A ce jour, il n'existe pas de preuve scientifique qu'une race présente plus de comportement d'agression avec morsure qu'une autre (D.Planta, Vancouver, 2001). Il faut entendre par là le fait que les études réalisées n'indiquent pas qu'il y ait des races ayant "instinctivement" une plus grande tendance à agresser l'être humain et à le mordre que les autres. Cela signifie en particulier que l'utilisation par l'Homme de certaines races plus que d'autres à des fins liées à des comportements d'agression ne traduit pas l'existence d'une plus grande agressivité génétique commune à l'ensemble des représentants de ces races. L'utilisation qui est faite du chien peut par contre influencer le comportement du chien, de sorte qu'il est avéré que les chiens entraînés au "mordant" manifestent des comportements d'agression accentués (Netto & Planta, 1997).

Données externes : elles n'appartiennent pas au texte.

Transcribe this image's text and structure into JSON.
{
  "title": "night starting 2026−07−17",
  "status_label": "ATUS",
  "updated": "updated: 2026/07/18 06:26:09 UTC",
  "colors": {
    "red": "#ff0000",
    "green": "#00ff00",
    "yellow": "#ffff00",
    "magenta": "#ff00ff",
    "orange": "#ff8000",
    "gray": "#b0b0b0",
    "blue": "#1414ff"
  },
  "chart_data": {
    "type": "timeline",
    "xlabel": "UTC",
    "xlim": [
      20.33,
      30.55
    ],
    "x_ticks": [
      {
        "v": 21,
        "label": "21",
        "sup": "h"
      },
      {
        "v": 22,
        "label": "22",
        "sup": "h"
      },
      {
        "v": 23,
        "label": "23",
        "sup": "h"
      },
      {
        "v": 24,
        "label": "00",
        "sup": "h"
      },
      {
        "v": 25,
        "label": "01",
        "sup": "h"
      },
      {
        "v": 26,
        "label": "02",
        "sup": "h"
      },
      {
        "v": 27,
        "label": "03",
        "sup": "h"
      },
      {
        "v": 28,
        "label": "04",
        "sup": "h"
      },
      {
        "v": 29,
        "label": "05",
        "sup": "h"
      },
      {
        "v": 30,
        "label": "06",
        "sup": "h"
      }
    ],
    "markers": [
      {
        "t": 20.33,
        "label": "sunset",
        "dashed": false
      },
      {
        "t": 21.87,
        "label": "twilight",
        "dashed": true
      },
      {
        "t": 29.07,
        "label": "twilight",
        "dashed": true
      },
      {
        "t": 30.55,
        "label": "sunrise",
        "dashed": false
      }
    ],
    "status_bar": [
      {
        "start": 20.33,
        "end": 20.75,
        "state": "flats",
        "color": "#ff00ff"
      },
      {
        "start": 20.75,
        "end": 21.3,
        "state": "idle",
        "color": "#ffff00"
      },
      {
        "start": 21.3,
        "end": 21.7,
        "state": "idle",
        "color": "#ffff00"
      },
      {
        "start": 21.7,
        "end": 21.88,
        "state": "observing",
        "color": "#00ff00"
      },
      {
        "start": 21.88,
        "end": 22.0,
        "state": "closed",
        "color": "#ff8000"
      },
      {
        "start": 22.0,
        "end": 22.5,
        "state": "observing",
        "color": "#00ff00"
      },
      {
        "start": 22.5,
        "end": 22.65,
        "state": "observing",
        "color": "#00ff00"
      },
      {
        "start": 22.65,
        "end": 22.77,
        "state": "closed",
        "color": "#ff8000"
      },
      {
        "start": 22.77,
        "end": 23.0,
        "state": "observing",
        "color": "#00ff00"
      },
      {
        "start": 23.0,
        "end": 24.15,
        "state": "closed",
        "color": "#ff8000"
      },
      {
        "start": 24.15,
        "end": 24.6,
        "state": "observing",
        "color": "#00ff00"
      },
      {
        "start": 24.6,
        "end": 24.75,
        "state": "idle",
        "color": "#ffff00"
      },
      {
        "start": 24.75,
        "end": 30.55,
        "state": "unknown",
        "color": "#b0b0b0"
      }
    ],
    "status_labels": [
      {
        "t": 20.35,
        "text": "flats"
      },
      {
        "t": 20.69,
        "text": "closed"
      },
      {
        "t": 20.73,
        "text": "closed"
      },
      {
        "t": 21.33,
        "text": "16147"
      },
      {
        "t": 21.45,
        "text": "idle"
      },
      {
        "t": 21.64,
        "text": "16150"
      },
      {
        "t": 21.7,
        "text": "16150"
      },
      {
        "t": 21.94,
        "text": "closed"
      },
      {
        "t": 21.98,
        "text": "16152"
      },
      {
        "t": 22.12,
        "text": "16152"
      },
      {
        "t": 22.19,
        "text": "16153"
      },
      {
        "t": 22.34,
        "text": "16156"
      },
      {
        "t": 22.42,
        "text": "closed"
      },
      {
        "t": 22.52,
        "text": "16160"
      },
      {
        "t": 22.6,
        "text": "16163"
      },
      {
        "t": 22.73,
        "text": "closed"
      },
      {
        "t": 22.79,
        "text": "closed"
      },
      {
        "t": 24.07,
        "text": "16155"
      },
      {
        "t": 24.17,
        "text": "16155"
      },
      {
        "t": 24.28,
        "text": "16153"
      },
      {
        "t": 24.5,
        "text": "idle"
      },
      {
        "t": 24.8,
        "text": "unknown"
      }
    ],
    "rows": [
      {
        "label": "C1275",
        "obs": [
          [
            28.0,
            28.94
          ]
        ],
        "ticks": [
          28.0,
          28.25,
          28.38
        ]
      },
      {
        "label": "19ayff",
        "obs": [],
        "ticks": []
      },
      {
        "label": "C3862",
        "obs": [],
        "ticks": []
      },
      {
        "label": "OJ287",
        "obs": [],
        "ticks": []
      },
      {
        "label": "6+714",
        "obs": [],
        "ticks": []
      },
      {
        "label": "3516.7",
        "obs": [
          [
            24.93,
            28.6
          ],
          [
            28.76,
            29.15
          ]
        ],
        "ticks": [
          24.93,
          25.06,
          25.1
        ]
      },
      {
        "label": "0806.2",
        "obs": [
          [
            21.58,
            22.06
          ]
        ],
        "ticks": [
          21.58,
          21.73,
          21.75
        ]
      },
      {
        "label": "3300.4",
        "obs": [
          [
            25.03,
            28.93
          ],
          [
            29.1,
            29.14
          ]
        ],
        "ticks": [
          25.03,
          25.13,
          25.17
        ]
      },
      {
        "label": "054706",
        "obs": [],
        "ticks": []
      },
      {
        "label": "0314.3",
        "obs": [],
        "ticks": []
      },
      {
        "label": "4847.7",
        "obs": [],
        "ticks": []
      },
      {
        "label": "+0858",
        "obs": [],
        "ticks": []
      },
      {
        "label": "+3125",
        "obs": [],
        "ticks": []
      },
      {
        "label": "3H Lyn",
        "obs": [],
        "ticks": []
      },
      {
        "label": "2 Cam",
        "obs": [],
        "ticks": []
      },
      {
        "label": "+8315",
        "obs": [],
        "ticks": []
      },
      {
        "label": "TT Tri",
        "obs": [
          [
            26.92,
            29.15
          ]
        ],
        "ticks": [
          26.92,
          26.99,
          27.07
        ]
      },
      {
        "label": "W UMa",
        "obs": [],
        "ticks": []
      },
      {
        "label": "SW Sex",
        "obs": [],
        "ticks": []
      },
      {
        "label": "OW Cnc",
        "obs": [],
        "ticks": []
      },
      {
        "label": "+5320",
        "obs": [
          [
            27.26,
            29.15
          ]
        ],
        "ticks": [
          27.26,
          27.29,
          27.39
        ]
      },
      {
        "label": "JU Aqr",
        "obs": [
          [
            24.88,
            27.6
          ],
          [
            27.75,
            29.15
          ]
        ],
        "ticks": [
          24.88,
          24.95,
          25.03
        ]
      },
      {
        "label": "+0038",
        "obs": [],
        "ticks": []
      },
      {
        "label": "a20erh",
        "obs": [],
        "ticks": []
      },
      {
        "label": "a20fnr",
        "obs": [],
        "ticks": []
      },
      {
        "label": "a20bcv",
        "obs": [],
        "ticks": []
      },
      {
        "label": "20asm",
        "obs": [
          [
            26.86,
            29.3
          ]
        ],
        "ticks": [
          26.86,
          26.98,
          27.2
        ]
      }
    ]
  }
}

S'il est inapproprié de considérer que des races soient particulièrement agressives, il a par contre été possible d'identifier des lignées (familles) de chiens présentant des tendances agressives supérieures à la moyenne ou des comportements d'agression pathologiques. De telles lignées peuvent se retrouver parmi des races très variées (p.ex. English Springer Spaniel, Basset, Bull-terrier, Bouvier Bernois,…) et sont susceptibles d'apparaître à tout moment au sein de n'importe quelle race. Une régulation et un assainissement de la population canine du point de vue de son agressivité héréditaire nécessitent, dès lors, de mettre en place des mesures qui concernent toutes les "races" (y compris les bâtards) et non pas uniquement certaines d'entre elles, afin de déceler et faire disparaître les lignées présentant des caractéristiques non désirées. Cela suppose l'élaboration et la réalisation de différents dispositifs complémentaires permettant de repérer les lignées problématiques et d'intervenir en conséquence (identification obligatoire, déclarations obligatoires, centrale généalogique, etc.).